MSCI’s broadest index of Asia-Pacific shares outside Japan were virtually unchanged in early trade.
The index lost 2.6 percent last week to a two-year low after Beijing devalued its currency, buffeting global financial markets and fanning concerns about China’s economy.
The yuan fell more than 4 percent at one point, pulling down riskier assets such as emerging currencies globally amid fears the devaluation would spark a global currency way, but the financial markets began stabilising towards the end of last week as China slowed the pace of the currency’s depreciation.
Australian shares rose 0.4 percent and South Korea’s Kospi dipped 0.1 percent. Japan’s Nikkei rose 0.6 percent after shedding 1 percent last week.
“As concerns over the Chinese yuan continue to ebb, and with the prospect of further rises in the dollar in the lead up to the Fed’s (September) meeting, the Nikkei may well recover last week’s losses this week,” wrote Angus Nicholson, market analyst at IG in Melbourne.
The dollar was steady at 124.34 yen.
The yen was unfazed by Monday’s data showing Japan’s economy shrank in the second quarter. Though a contraction was expected, concerns that the third quarter may see only mild improvement could rekindle expectations of further monetary easing by the Bank of Japan.

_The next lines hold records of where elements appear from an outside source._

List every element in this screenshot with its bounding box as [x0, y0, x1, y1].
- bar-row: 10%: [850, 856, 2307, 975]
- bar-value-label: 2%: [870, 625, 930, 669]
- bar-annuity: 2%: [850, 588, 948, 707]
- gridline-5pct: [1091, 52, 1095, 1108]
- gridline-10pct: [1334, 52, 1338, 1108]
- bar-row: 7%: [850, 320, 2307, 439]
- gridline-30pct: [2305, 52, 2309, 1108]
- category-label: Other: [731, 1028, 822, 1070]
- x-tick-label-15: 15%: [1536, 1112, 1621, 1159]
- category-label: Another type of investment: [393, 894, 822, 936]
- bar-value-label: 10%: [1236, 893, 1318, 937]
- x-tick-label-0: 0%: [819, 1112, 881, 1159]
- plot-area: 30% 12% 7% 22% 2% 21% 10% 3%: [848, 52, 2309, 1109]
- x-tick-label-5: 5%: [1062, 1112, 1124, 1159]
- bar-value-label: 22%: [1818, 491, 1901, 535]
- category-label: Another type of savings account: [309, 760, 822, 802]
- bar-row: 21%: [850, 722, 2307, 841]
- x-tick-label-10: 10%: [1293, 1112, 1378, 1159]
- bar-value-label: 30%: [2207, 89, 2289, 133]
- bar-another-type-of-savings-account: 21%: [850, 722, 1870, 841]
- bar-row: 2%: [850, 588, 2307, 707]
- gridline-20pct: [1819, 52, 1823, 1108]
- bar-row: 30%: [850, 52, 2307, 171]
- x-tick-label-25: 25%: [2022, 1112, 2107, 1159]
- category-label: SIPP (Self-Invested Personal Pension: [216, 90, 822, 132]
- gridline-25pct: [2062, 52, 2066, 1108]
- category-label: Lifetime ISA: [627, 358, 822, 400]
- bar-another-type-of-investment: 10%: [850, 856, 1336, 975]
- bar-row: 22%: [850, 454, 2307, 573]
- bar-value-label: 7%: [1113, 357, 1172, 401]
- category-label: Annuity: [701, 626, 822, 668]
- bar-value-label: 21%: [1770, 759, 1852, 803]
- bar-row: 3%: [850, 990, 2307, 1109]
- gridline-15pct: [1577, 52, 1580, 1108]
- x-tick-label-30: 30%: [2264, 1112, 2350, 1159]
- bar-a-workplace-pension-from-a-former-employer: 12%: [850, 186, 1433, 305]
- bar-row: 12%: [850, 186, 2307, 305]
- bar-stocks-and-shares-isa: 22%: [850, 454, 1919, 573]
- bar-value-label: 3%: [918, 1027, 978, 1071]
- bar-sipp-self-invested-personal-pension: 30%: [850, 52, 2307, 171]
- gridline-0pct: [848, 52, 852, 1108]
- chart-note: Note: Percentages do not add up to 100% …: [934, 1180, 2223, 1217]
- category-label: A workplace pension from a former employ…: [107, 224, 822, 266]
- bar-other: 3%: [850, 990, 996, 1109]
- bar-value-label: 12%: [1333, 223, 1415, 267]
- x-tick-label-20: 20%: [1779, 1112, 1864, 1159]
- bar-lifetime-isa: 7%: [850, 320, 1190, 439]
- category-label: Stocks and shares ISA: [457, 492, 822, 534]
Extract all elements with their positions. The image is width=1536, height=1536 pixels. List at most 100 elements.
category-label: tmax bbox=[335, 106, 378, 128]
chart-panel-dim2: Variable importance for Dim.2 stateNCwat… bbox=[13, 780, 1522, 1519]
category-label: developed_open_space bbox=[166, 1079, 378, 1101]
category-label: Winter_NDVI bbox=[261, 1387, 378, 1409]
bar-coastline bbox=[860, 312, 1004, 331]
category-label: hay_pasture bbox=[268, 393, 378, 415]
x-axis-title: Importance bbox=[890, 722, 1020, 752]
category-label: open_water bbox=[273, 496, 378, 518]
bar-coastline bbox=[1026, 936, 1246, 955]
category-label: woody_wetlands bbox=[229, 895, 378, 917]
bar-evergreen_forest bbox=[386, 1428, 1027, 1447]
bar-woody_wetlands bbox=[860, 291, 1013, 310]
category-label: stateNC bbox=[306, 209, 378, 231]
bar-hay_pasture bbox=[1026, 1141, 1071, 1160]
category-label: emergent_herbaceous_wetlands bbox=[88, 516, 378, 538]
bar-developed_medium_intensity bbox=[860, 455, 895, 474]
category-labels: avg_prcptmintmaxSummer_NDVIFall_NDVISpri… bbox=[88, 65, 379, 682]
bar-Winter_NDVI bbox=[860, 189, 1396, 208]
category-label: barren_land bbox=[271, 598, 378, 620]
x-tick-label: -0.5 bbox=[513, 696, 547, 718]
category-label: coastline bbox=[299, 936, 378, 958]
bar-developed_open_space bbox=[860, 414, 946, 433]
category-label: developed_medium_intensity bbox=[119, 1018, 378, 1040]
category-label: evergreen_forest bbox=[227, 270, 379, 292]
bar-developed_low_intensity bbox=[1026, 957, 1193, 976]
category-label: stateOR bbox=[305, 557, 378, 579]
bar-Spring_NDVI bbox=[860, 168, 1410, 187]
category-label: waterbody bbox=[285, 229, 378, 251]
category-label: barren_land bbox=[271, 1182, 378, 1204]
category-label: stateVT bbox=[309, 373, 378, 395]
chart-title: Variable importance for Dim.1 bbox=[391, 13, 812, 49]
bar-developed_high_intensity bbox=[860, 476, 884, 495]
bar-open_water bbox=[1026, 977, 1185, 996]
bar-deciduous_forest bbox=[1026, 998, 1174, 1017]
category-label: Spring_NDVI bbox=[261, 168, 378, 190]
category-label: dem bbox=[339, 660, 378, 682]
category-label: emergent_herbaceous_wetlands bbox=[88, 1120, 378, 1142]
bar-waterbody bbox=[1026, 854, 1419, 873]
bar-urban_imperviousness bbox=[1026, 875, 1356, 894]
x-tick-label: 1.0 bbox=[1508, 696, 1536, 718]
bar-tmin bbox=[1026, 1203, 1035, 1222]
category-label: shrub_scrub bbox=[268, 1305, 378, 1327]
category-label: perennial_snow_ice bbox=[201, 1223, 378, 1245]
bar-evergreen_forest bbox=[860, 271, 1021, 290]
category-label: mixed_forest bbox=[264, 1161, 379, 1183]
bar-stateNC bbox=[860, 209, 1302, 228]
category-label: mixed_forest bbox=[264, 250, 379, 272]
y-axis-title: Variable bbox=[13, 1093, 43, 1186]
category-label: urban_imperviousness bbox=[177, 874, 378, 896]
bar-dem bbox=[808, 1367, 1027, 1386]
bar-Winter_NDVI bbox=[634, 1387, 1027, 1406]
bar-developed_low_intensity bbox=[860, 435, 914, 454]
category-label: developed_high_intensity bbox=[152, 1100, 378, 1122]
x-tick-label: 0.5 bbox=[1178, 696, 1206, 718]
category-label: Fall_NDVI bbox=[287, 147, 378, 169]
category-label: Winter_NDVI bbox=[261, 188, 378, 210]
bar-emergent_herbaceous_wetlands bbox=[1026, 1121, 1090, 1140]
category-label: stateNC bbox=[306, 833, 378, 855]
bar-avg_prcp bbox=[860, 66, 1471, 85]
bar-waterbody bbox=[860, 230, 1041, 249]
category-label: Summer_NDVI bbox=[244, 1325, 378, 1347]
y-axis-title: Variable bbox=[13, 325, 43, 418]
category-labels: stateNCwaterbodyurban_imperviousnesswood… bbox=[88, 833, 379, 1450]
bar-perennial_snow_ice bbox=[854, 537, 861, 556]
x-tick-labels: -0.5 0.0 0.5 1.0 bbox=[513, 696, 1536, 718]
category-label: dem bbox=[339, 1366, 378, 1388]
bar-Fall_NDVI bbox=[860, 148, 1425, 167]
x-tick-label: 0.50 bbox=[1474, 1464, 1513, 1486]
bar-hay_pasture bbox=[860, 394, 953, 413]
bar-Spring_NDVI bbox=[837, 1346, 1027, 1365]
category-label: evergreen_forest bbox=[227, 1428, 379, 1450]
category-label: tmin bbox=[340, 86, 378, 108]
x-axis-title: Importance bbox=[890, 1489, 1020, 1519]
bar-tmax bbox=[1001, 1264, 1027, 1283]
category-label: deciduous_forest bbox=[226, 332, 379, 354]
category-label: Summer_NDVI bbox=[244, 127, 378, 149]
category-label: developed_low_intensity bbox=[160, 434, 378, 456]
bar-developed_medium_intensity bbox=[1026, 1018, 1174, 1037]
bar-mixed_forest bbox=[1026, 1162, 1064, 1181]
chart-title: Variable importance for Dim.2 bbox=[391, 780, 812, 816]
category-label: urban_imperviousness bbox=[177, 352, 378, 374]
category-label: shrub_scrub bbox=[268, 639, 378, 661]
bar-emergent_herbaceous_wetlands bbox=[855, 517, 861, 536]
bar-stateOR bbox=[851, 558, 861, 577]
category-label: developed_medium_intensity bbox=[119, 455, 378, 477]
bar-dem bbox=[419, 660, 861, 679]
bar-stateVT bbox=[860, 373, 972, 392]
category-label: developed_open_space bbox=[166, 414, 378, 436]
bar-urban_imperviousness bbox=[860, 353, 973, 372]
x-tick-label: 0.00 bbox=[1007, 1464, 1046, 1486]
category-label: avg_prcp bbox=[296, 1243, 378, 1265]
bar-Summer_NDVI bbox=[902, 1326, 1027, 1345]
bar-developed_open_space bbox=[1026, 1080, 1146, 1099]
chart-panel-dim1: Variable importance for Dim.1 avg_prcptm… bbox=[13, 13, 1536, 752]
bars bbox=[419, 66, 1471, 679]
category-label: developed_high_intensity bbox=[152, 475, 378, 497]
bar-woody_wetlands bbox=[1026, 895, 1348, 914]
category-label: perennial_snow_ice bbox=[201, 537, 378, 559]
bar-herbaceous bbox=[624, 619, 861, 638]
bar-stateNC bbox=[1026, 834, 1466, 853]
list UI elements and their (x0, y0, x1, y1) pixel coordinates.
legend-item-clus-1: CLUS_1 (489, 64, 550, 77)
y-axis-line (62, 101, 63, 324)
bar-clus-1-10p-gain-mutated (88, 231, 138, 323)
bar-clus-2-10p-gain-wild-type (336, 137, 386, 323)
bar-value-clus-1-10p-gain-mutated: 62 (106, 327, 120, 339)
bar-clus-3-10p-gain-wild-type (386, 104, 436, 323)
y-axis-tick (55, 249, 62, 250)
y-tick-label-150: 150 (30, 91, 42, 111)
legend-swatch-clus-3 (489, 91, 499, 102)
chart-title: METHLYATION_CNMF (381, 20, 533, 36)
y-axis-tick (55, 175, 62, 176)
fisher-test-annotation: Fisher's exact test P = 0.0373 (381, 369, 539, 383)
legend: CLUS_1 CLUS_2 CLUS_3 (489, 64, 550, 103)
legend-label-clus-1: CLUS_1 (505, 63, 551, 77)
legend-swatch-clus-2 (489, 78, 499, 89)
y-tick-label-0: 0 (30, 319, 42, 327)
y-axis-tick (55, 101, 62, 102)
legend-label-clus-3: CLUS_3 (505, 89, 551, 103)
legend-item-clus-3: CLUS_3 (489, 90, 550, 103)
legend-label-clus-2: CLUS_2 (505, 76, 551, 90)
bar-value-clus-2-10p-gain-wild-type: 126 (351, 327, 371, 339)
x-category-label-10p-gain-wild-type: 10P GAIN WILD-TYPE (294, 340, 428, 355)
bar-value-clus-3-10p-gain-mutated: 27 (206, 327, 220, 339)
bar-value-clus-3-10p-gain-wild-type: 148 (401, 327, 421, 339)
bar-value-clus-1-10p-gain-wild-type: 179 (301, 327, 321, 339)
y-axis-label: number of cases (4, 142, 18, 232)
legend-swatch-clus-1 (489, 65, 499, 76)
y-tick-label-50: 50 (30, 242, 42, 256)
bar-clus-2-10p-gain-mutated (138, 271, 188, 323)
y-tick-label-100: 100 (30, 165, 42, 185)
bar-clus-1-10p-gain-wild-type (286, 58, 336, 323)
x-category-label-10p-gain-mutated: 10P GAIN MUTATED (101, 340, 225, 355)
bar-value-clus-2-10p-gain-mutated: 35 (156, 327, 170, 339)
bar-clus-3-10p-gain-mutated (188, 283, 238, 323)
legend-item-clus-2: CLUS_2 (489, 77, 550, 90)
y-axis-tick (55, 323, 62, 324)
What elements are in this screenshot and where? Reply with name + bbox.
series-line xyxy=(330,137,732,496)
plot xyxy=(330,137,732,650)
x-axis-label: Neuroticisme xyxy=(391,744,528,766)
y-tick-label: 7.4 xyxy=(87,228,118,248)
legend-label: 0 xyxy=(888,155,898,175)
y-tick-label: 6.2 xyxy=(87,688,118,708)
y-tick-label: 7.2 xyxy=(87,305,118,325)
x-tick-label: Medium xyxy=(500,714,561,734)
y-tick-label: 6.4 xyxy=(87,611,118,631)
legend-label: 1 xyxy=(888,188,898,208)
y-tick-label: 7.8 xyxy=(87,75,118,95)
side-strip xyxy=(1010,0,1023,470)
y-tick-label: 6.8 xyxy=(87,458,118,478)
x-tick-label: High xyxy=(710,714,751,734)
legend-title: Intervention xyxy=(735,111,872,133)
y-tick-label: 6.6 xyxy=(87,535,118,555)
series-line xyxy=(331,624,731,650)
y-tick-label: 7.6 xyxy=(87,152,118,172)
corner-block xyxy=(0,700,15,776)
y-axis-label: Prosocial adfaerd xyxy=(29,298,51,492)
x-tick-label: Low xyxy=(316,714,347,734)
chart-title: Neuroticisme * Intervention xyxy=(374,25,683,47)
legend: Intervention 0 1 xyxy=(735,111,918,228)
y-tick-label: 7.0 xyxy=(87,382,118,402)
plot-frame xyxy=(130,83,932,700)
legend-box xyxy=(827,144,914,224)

The euro slipped 0.2 percent to $1.1092, handing back some of the big gains made last week when the initial shock of yuan’s devaluation pushed the dollar lower.
The greenback received a lift at the end of last week from encouraging data on U.S. producer prices and industrial output that helped support the case for the Federal Reserve hiking interest rates when they meet in September.
Suggesting that global financial market interest had moved away from Greece and on to other matters like China’s bid to weaken its currency, the euro drew little support even after the European Commission confirmed a deal to lend cash-strapped Athens up to 86 billion euros over three years following talks in Brussels.
The Australian dollar, often used as a liquid proxy of China-related trades, was little changed at $0.7369.
The Aussie sank to a six-year low of $0.7217 earlier last week after China’s depreciation but recovered ground as Beijing stepped in to arrest the yuan’s decline.
While China’s central bank says there is no reason for further weakening in the yuan, many traders suspect sluggish economic data and expectation of further policy easing will leave the currency under downward pressure.
Crude oil, another market roiled last week by China’s shock move and its potential impact on demand for commodities, continued to struggle in the wake of global oversupply concerns.
U.S. crude was down 1 percent at $42.07 a barrel, within reach of a six-year trough of $41.35 struck on Friday.